No dia 22 de novembro de 2024 foi publicado em Diário da República, o Decreto-lei n.º90/2024, que veio alterar o Decreto-Lei n.º 140/2009, de 15 de junho, e onde se define o perfil e a habilitação necessários dos conservadores-restauradores para a realização de intervenções de conservação e restauro em património cultural classificado ou em vias de classificação.
Este diploma traduz um conjunto de alterações profundas nas intervenções de conservação e restauro, para o património cultural, e para a profissão de conservador-restaurador.
Começando pelas intervenções, o que é que muda?
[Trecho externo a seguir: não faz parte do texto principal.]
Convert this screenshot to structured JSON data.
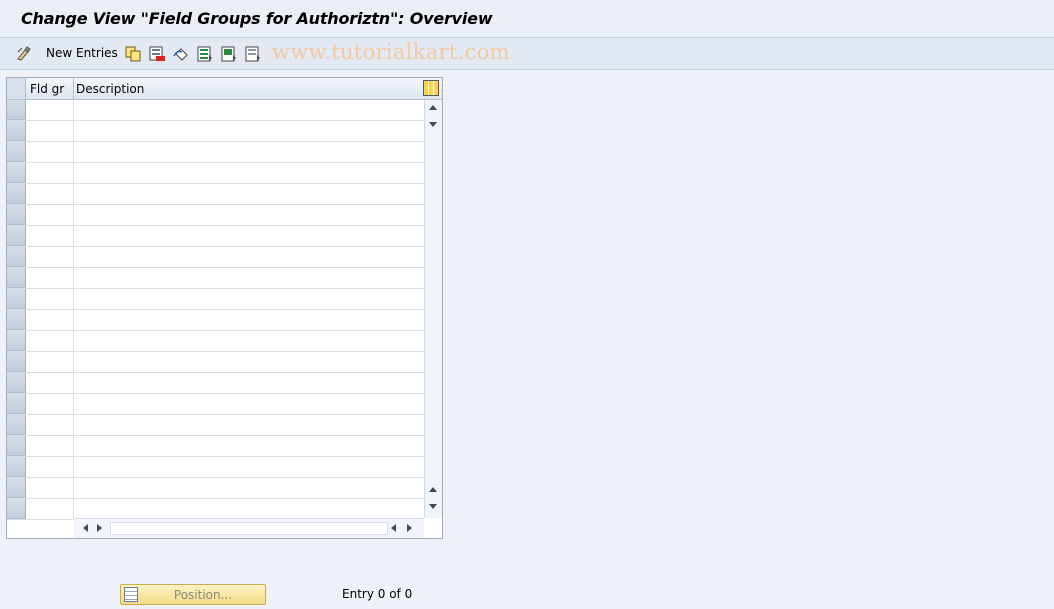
{
  "window": {
    "title": "Change View \"Field Groups for Authoriztn\": Overview"
  },
  "toolbar": {
    "new_entries_label": "New Entries",
    "watermark": "www.tutorialkart.com",
    "icons": [
      "display-change-icon",
      "copy-icon",
      "delete-icon",
      "undo-icon",
      "select-all-icon",
      "select-block-icon",
      "deselect-all-icon"
    ]
  },
  "table": {
    "columns": [
      "Fld gr",
      "Description"
    ],
    "rows": [
      {
        "fld_gr": "",
        "description": ""
      },
      {
        "fld_gr": "",
        "description": ""
      },
      {
        "fld_gr": "",
        "description": ""
      },
      {
        "fld_gr": "",
        "description": ""
      },
      {
        "fld_gr": "",
        "description": ""
      },
      {
        "fld_gr": "",
        "description": ""
      },
      {
        "fld_gr": "",
        "description": ""
      },
      {
        "fld_gr": "",
        "description": ""
      },
      {
        "fld_gr": "",
        "description": ""
      },
      {
        "fld_gr": "",
        "description": ""
      },
      {
        "fld_gr": "",
        "description": ""
      },
      {
        "fld_gr": "",
        "description": ""
      },
      {
        "fld_gr": "",
        "description": ""
      },
      {
        "fld_gr": "",
        "description": ""
      },
      {
        "fld_gr": "",
        "description": ""
      },
      {
        "fld_gr": "",
        "description": ""
      },
      {
        "fld_gr": "",
        "description": ""
      },
      {
        "fld_gr": "",
        "description": ""
      },
      {
        "fld_gr": "",
        "description": ""
      },
      {
        "fld_gr": "",
        "description": ""
      }
    ]
  },
  "footer": {
    "position_label": "Position...",
    "entry_text": "Entry 0 of 0"
  },
  "colors": {
    "background": "#eef2f8",
    "position_button": "#f2dc86",
    "watermark": "#f2c9a0"
  }
}
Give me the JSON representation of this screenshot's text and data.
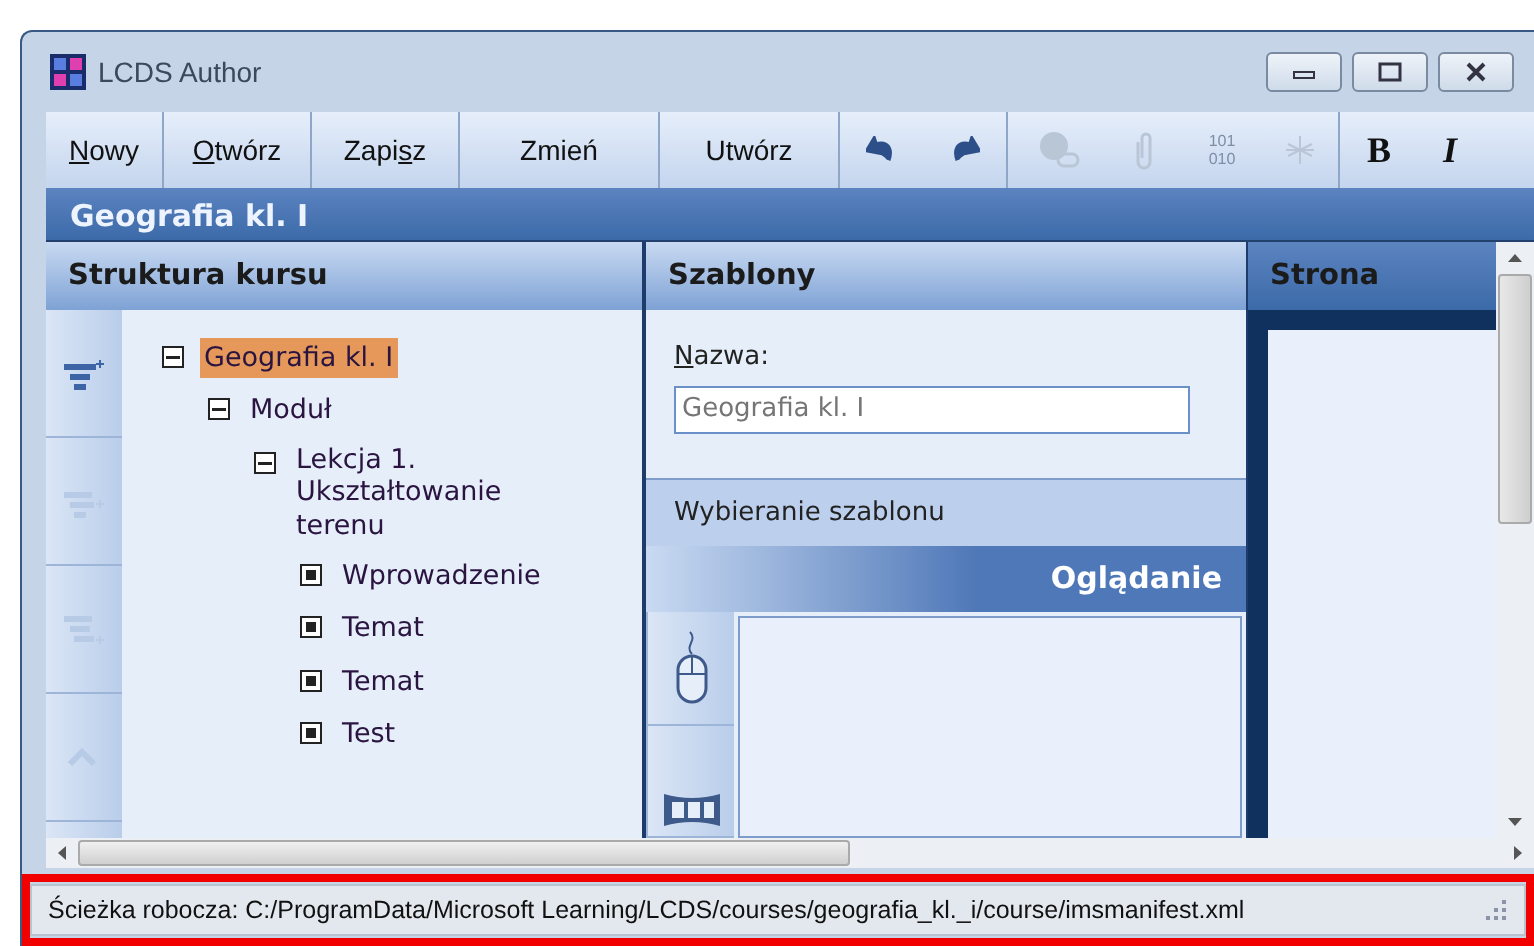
{
  "window": {
    "title": "LCDS Author"
  },
  "toolbar": [
    {
      "kind": "menu",
      "key": "N",
      "after": "owy"
    },
    {
      "kind": "menu",
      "key": "O",
      "after": "twórz"
    },
    {
      "kind": "menu",
      "before": "Zapi",
      "key": "s",
      "after": "z"
    },
    {
      "kind": "menu",
      "before": "Zmień"
    },
    {
      "kind": "menu",
      "before": "Utwórz"
    },
    {
      "kind": "undo",
      "disabled": false
    },
    {
      "kind": "redo",
      "disabled": false
    },
    {
      "kind": "link",
      "disabled": true
    },
    {
      "kind": "attach",
      "disabled": true
    },
    {
      "kind": "binary",
      "disabled": true,
      "lines": [
        "101",
        "010"
      ]
    },
    {
      "kind": "asterisk",
      "disabled": true
    },
    {
      "kind": "bold",
      "label": "B"
    },
    {
      "kind": "italic",
      "label": "I"
    }
  ],
  "course_title": "Geografia kl. I",
  "structure": {
    "title": "Struktura kursu",
    "tools": [
      {
        "kind": "add-level",
        "disabled": false
      },
      {
        "kind": "add-child",
        "disabled": true
      },
      {
        "kind": "add-sibling",
        "disabled": true
      },
      {
        "kind": "up",
        "disabled": true
      }
    ],
    "tree": [
      {
        "label": "Geografia kl. I",
        "selected": true,
        "expanded": true,
        "children": [
          {
            "label": "Moduł",
            "selected": false,
            "expanded": true,
            "children": [
              {
                "label": "Lekcja 1. Ukształtowanie terenu",
                "selected": false,
                "expanded": true,
                "children": [
                  {
                    "label": "Wprowadzenie",
                    "selected": false
                  },
                  {
                    "label": "Temat",
                    "selected": false
                  },
                  {
                    "label": "Temat",
                    "selected": false
                  },
                  {
                    "label": "Test",
                    "selected": false
                  }
                ]
              }
            ]
          }
        ]
      }
    ]
  },
  "templates": {
    "title": "Szablony",
    "name_label": {
      "key": "N",
      "after": "azwa:"
    },
    "name_placeholder": "Geografia kl. I",
    "choose_label": "Wybieranie szablonu",
    "preview_title": "Oglądanie",
    "preview_tools": [
      {
        "kind": "mouse"
      },
      {
        "kind": "film"
      }
    ]
  },
  "page_panel": {
    "title": "Strona"
  },
  "status_bar": {
    "text": "Ścieżka robocza: C:/ProgramData/Microsoft Learning/LCDS/courses/geografia_kl._i/course/imsmanifest.xml",
    "highlighted": true
  }
}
Antes de mais, importa revisitarmos a versão anterior do Decreto-lei n.º140/2009. Antes do dia 22 de novembro, apenas para efeitos da realização do relatório prévio e da direção e coordenação de obras ou intervenções de conservação e restauro em bens móveis, se especificava as qualificações dos profissionais habilitados para o efeito. Estabelecia-se aí, que eram da responsabilidade de um técnico com formação superior de cinco anos em conservação e restauro. No que diz respeito à execução das intervenções, era completamente omisso, dizendo apenas que eram realizadas por técnicos com qualificação e experiência adequadas nas respetivas áreas de especialidade.
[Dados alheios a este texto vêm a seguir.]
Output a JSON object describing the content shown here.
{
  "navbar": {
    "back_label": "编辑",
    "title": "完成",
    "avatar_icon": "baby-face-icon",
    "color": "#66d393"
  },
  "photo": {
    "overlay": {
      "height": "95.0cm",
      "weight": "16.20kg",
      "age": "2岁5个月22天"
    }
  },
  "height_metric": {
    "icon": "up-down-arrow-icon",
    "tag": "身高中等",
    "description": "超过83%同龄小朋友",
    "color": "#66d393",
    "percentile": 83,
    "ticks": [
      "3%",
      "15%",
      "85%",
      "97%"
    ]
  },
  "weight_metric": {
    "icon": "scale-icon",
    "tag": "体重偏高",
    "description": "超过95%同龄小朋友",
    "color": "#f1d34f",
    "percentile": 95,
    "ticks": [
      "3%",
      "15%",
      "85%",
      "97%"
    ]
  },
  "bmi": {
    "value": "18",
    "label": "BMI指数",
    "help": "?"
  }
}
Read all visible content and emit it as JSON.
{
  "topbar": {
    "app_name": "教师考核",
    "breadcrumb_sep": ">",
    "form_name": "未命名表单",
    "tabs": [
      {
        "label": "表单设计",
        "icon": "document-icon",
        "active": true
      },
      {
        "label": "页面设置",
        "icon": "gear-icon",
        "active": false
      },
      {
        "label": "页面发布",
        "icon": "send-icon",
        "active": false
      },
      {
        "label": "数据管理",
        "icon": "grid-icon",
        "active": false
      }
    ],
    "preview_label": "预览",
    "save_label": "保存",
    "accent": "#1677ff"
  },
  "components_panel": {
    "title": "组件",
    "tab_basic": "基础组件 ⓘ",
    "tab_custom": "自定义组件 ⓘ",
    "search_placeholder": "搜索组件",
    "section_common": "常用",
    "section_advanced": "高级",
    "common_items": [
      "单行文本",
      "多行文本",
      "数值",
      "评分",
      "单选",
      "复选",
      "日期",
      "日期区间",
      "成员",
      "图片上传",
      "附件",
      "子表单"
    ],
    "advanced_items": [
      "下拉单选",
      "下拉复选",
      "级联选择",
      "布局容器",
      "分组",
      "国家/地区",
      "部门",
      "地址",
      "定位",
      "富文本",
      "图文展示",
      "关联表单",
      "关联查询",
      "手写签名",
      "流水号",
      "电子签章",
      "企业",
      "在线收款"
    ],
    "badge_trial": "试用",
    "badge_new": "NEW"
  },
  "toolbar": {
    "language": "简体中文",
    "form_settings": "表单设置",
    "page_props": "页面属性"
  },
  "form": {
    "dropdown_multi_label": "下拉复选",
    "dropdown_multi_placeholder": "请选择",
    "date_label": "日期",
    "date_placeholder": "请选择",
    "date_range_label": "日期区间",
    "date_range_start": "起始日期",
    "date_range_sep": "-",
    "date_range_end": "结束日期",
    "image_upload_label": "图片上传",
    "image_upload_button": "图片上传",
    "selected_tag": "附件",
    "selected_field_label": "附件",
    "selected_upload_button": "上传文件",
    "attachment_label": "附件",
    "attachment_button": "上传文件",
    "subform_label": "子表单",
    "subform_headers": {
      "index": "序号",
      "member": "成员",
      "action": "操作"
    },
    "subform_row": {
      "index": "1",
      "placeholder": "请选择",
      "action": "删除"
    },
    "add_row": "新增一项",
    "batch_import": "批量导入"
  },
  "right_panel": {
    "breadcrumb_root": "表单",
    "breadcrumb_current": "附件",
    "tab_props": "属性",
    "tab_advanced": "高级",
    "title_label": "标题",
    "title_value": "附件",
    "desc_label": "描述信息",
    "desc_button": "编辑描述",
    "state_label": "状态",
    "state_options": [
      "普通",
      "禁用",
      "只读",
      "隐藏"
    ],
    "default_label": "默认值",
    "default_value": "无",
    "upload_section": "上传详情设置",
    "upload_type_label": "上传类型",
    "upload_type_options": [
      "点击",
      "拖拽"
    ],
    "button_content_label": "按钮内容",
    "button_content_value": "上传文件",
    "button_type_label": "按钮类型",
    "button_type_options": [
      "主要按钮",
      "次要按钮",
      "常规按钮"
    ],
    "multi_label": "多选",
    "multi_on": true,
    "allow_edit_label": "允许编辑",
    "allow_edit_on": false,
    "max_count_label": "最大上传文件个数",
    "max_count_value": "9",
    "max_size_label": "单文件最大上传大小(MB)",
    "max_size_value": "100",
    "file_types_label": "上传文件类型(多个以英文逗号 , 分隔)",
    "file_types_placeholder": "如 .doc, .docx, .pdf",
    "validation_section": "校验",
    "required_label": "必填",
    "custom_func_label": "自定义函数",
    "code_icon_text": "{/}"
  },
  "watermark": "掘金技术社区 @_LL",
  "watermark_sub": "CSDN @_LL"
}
Esse carácter de indefinição, era extensível ao património imóvel e móvel integrado. Ao longo da lei, no âmbito do património imóvel, existiam apenas três artigos, que focavam exclusivamente o relatório prévio e sem qualquer referência à coordenação e intervenção. No caso do património móvel integrado, não existia qualquer capítulo sobre o mesmo, e, por isso, normativos para a coordenação e intervenções de conservação e restauro.
O diploma publicado em novembro, veio especificar quais os técnicos habilitados para realizar a coordenação e as intervenções de conservação e restauro nas diferentes tipologias de património, alterando este quadro de indefinição. Quer no património móvel, móvel integrado, e imóvel, as intervenções e coordenação passam a ser da responsabilidade do conservador-restaurador, com o Estado a assumir, desta forma, a relevância e o papel insubstituível deste profissional no sector do Património Cultural.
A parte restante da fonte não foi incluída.